Saturday brought the first glimmer of hope; a small UI car stopped in front of my house, a man got out, looked up at the pole that happens to be right in front of my property (which serves four residences and all had electricity except me), wrote something down on a clipboard and drove off.
Sunday afternoon brought two more men wearing hard hats and reflective vests who also gazed at the pole and also the meter box on the side of the house that wasn’t registering any power usage.
When I went out and spoke to them, they intimated that the trouble might be my responsibility, which I found troubling.
On Monday, a friend who knows a master electrician prevailed upon him to come and have a look at the situation. He checked the electrical board in the cellar that was new a few years ago, and to my great relief, declared that there was absolutely nothing wrong with the board.
In the meantime, I had much to be grateful for. I was warm as I have gas heat and an older style furnace that involves a pilot light and does not need electricity to operate; I was eating and I had a workable phone.
But the most difficult time was when darkness fell (an hour early Sunday when the time changed to Standard). I went out to dinner with a friend one night and to my daughter’s home in Trumbull for dinner and some welcome television viewing another evening. (She had been without power for three days earlier in the week). Otherwise, the evenings were long with only a transistor radio, a flashlight or a candle to keep me company.

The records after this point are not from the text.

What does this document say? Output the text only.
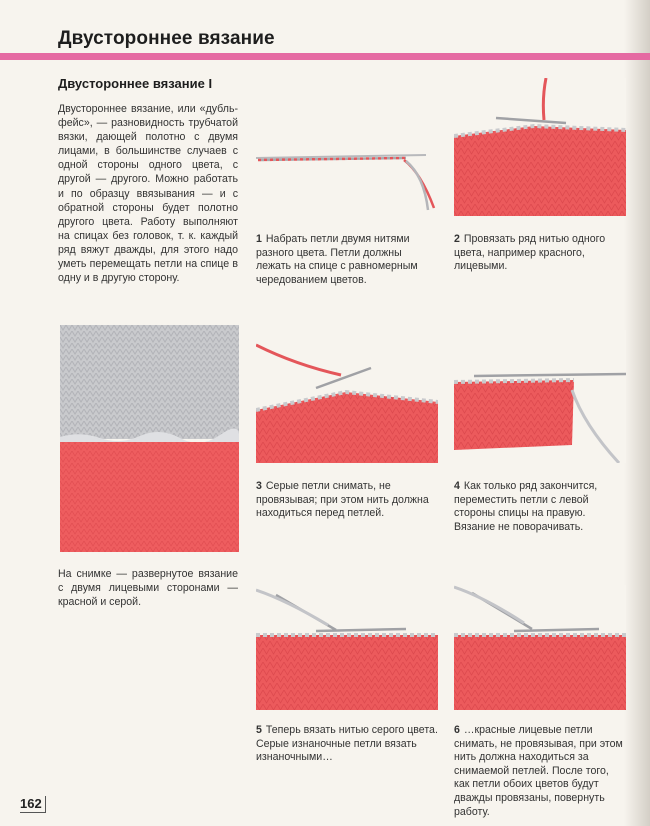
Двустороннее вязание
Двустороннее вязание I

Двустороннее вязание, или «дубль-фейс», — разновидность трубчатой вязки, дающей полотно с двумя лицами, в большинстве случаев с одной стороны одного цвета, с другой — другого. Можно работать и по образцу ввязывания — и с обратной стороны будет полотно другого цвета. Работу выполняют на спицах без головок, т. к. каждый ряд вяжут дважды, для этого надо уметь перемещать петли на спице в одну и в другую сторону.

На снимке — развернутое вязание с двумя лицевыми сторонами — красной и серой.

1 Набрать петли двумя нитями разного цвета. Петли должны лежать на спице с равномерным чередованием цветов.

2 Провязать ряд нитью одного цвета, например красного, лицевыми.

3 Серые петли снимать, не провязывая; при этом нить должна находиться перед петлей.

4 Как только ряд закончится, переместить петли с левой стороны спицы на правую. Вязание не поворачивать.

5 Теперь вязать нитью серого цвета. Серые изнаночные петли вязать изнаночными…

6 …красные лицевые петли снимать, не провязывая, при этом нить должна находиться за снимаемой петлей. После того, как петли обоих цветов будут дважды провязаны, повернуть работу.

162
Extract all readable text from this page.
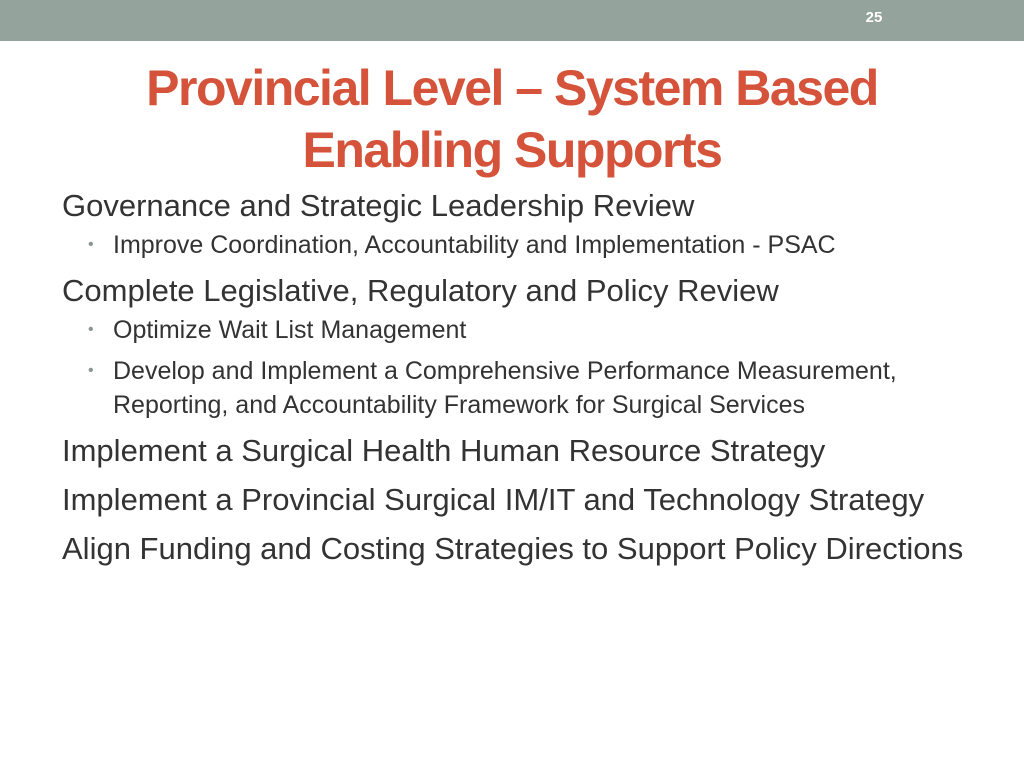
25
Provincial Level – System Based
Enabling Supports
Governance and Strategic Leadership Review
• Improve Coordination, Accountability and Implementation - PSAC
Complete Legislative, Regulatory and Policy Review
• Optimize Wait List Management
• Develop and Implement a Comprehensive Performance Measurement, Reporting, and Accountability Framework for Surgical Services
Implement a Surgical Health Human Resource Strategy
Implement a Provincial Surgical IM/IT and Technology Strategy
Align Funding and Costing Strategies to Support Policy Directions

Late Tuesday afternoon yet another UI man appeared. “You need a big truck with a bucket to get to the bottom of this,” I told him, and he assured me it was on the way. Finally, by 9 o’clock, a welcome sight at last— the truck with the bucket arrived along with two smaller UI vehicles.
In no time quite a number of men were swarming around the yard. They began by opening the meter to check that; then the bucket carried a man to the top of the pole, but apparently nothing was wrong there; then a check of the connection at the house and nothing was amiss there either.
One of the men, who said he was a lineman all the way from Missouri, had come inside to check the electrical board and then stood beside the storm door, explaining the procedure as it unfolded.
At long last the source of the trouble was discovered! It was inside the line that ran from the pole to the house. This line, the man called it a “tri”-something or other, carries three wires, he said; one was “hot,” which accounted for the power to the one outlet in the house, and the other two were damaged.
It was 10:20 when the power was restored, almost a full week since the trouble began.
“Did the storm cause the damage?” I asked.
The lineman had no sure answer. So I’ll never know if Sandy’s wrath was the culprit or if it was a faulty wire that would have snapped anyway.